Answer
$y=-\displaystyle \frac{1}{5}x+\frac{23}{5}$
Work Step by Step
$A=(x_{1},y_{1})=(3, \ 4)$
$B=(x_{2},y_{2})=(-2, \ 5)$
The increments in the coordinates are calculated as $\left\{\begin{array}{l}
\Delta x=x_{2}-x_{1}\\
\Delta y=y_{2}-y_{1}
\end{array}\right.$
$\left\{\begin{array}{l}
\Delta x=-2-3=-5\\
\Delta y=6-4=1
\end{array}\right.$
Neither of the increments is zero; so the line is neither vertical nor horizontal.
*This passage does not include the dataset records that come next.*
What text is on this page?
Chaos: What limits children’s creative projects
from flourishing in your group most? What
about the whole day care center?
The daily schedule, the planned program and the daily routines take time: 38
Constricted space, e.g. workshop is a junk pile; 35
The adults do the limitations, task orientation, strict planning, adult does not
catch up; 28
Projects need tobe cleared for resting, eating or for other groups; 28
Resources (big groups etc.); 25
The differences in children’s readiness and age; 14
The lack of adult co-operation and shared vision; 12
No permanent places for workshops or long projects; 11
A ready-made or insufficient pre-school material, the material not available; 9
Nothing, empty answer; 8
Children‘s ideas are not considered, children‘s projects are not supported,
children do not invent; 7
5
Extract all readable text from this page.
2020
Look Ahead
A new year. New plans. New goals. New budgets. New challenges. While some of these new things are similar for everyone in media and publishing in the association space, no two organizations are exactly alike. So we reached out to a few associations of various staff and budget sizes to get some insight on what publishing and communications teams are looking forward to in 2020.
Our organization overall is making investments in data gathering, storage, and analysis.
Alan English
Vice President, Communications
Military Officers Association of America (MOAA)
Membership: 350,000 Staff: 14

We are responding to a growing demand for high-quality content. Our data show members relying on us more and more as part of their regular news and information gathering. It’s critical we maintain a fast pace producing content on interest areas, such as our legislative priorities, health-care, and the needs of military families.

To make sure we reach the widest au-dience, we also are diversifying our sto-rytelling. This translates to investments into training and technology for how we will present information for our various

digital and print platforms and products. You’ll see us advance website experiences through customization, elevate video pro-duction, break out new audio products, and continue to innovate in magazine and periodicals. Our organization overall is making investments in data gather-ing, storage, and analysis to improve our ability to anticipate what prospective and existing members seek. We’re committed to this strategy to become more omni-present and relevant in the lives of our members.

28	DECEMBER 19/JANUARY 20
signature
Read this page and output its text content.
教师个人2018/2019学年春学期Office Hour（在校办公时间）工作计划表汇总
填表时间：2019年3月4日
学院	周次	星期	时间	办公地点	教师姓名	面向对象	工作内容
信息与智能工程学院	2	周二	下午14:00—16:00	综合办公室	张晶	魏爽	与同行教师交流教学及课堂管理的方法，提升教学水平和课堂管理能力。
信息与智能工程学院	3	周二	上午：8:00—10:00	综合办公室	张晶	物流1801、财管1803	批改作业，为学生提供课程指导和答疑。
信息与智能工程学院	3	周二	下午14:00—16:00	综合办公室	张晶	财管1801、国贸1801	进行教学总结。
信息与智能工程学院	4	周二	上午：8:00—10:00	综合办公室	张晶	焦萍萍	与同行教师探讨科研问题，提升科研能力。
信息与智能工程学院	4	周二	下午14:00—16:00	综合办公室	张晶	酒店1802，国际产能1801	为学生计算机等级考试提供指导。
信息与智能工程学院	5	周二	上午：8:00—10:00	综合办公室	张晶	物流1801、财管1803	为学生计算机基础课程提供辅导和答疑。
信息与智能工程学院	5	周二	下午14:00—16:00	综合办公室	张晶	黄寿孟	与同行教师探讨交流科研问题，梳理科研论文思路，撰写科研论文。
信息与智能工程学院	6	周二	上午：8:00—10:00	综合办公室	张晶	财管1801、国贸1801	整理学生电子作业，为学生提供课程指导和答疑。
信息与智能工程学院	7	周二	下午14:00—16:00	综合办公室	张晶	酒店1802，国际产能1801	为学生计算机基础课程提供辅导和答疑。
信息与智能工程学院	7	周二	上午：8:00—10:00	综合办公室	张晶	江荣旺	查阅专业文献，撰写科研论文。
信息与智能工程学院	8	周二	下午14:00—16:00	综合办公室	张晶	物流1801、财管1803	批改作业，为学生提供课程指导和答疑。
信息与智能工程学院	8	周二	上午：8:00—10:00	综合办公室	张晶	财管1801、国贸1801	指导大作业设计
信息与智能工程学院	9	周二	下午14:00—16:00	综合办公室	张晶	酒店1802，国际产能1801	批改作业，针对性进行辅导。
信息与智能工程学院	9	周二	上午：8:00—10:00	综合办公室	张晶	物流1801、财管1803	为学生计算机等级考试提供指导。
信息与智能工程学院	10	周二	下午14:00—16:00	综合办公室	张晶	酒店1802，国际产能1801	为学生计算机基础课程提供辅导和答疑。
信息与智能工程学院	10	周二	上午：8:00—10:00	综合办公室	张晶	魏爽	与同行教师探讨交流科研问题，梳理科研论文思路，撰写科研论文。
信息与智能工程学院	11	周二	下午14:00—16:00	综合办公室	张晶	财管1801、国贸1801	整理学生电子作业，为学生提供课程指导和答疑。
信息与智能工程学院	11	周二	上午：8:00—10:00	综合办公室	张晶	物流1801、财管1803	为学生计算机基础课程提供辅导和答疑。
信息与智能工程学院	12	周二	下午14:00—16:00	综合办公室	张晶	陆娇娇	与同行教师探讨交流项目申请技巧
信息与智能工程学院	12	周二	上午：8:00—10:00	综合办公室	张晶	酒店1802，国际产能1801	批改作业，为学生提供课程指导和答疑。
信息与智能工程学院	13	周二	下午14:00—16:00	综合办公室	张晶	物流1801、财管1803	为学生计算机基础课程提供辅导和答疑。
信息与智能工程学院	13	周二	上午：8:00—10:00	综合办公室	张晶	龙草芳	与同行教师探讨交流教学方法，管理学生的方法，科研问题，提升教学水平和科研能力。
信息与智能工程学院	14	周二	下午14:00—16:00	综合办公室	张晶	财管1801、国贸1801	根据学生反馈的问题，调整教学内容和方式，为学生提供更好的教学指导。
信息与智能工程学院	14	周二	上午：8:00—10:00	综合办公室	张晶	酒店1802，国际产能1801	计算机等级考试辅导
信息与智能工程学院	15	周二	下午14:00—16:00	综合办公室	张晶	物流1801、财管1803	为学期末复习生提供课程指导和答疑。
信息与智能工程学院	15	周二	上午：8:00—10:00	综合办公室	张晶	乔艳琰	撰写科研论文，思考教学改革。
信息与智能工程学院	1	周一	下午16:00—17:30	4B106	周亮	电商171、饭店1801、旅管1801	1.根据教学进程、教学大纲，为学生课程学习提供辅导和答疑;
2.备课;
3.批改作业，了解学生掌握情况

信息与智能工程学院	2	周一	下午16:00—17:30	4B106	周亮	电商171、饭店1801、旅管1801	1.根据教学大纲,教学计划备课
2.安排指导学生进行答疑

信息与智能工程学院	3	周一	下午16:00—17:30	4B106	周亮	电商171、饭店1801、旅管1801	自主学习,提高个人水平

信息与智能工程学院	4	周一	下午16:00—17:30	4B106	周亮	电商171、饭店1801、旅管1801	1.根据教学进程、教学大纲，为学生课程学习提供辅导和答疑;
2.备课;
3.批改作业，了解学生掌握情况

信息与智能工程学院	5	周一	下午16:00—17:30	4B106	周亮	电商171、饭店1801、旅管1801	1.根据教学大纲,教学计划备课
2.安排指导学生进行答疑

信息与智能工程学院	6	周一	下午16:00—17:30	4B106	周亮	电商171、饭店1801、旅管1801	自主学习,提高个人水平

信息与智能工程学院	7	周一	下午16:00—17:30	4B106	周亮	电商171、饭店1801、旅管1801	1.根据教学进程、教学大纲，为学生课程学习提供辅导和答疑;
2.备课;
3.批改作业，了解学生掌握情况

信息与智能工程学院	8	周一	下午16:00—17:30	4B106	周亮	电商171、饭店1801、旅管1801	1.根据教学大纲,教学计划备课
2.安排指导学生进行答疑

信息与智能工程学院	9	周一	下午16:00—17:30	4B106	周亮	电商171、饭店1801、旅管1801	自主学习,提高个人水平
The slope of the line that passes through A and B, if the line is nonvertical, ($\Delta x\neq 0)$ is calculated as
$m=\displaystyle \frac{\Delta y}{\Delta x}=\frac{1}{5}==-\frac{1}{5}$,
The point-slope equation of a line containing the point $(x_{1},y_{1})$, with slope $m$
is$\quad y=y_{1}+m(x-x_{1})$
Given $(x_{1},y_{1})=(3,4)$ and $m=-\displaystyle \frac{1}{5}$
$y=4+(-\displaystyle \frac{1}{5})(x-3)$
$y=4-\displaystyle \frac{1}{5}x+\frac{3}{5}$
$y=-\displaystyle \frac{1}{5}x+\frac{20+3}{5}$
$y=-\displaystyle \frac{1}{5}x+\frac{23}{5}$